Amsterdam: A History of the World’s Most Liberal City, by Russell Shorto
Amsterdam may make American fathers anxious when it comes time for their progeny to take those backpacking tours of Europe, but expat Shorto’s lovingly told, entertaining portrait of this bastion of tolerance could assuage some fears—or at least lend them historical context, especially when it comes to the city’s influence on the U.S. of A.
The Snacking Dead: A Parody in a Cookbook, by D.B. Walker
Judging by the ratings, every man, woman, child, and pet hamster out there is watching The Walking Dead on Sunday evenings, so this zombified cookbook could be a treat for the whole family. The creators of the Fifty Shades of Chicken parody cookbook have tongues firmly in cheeks as they guide you toward snacking through the apocalypse. Come for the survival tips, and stay for the Sweetish Fleshballs and the Gratuitous Violence Jello Mold.
Orr: My Story, by Bobby Orr
In an age of continuous self-promotion, it’s refreshing to read a memoir—from one of the greatest hockey players to lace up skates, no less—that actually feels sincere and covers territory previously untrodden.
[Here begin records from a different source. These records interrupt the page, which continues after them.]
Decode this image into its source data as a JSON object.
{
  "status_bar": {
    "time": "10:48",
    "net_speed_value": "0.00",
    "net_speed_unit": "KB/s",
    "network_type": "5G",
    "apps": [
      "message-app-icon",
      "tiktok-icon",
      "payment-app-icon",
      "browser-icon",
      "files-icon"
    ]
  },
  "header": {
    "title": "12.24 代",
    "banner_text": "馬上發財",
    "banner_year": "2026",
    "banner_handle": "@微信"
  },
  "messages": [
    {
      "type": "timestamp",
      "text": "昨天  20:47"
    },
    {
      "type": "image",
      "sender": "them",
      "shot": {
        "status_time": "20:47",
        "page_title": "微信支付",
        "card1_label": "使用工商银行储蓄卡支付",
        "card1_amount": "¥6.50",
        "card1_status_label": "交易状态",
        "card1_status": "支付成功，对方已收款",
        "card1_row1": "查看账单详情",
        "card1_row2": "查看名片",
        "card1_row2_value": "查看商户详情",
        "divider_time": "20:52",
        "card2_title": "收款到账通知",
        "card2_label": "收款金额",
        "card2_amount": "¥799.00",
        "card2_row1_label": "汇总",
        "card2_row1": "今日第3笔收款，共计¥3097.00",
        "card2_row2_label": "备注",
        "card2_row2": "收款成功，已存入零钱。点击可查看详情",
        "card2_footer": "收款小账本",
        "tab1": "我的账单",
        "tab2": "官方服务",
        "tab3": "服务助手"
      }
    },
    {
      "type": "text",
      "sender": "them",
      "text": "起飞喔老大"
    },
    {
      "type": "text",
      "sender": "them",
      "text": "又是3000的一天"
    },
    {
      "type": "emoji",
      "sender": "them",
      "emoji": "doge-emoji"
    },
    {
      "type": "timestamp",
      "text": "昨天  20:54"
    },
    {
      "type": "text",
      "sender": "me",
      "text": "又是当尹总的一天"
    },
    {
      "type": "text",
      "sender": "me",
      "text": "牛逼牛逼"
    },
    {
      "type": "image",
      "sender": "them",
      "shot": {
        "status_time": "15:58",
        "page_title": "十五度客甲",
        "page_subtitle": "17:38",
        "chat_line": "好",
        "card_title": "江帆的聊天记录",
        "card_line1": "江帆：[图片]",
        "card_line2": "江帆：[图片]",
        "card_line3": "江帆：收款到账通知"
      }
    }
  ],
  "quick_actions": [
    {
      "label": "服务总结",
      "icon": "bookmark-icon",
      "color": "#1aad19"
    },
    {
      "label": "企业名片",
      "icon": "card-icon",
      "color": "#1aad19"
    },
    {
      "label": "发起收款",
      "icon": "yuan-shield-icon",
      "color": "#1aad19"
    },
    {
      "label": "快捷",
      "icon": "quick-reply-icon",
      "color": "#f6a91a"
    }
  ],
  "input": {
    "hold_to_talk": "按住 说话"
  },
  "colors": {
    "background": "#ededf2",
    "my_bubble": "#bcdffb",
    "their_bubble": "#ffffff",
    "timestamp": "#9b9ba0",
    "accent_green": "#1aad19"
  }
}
This isn’t a tell-all. Instead, it’s a sports memoir as it should be: a true gift for fans from a hockey demigod.
The System: The Glory and Scandal of Big-Time College Football, by Jeff Benedict and Armen Keteyian
Apparently it’s the ball sports that deliver the explosive scandal and juicy behind-the-scenes info. In The System, two intrepid investigative reporters attempt, through a cross-country sampling, to shed light on the men and women behind college football’s gridiron curtain. There are uplifting moments, as well as a journey into the sport’s underbelly, but one thing’s for certain: Dad will never watch a Saturday game the same way again.
The Circle, by Dave Eggers
Eggers’ foray into dystopia works for both kinds of fathers: the tech-savvy patriarchs standing in line for Google Glass, and those proud, confused papas who have never trusted The Twitter. In a world not so far away, The Circle, a loosely veiled stand-in for certain Silicon Valley titans, slowly but surely erodes the public’s privacy without the vast majority of users batting an eye. Whether he agrees with Eggers’ Orwellian fears or not, this one’s sure to have Dad talking, probably on social media.
Do any of these books sound like good picks for your pops?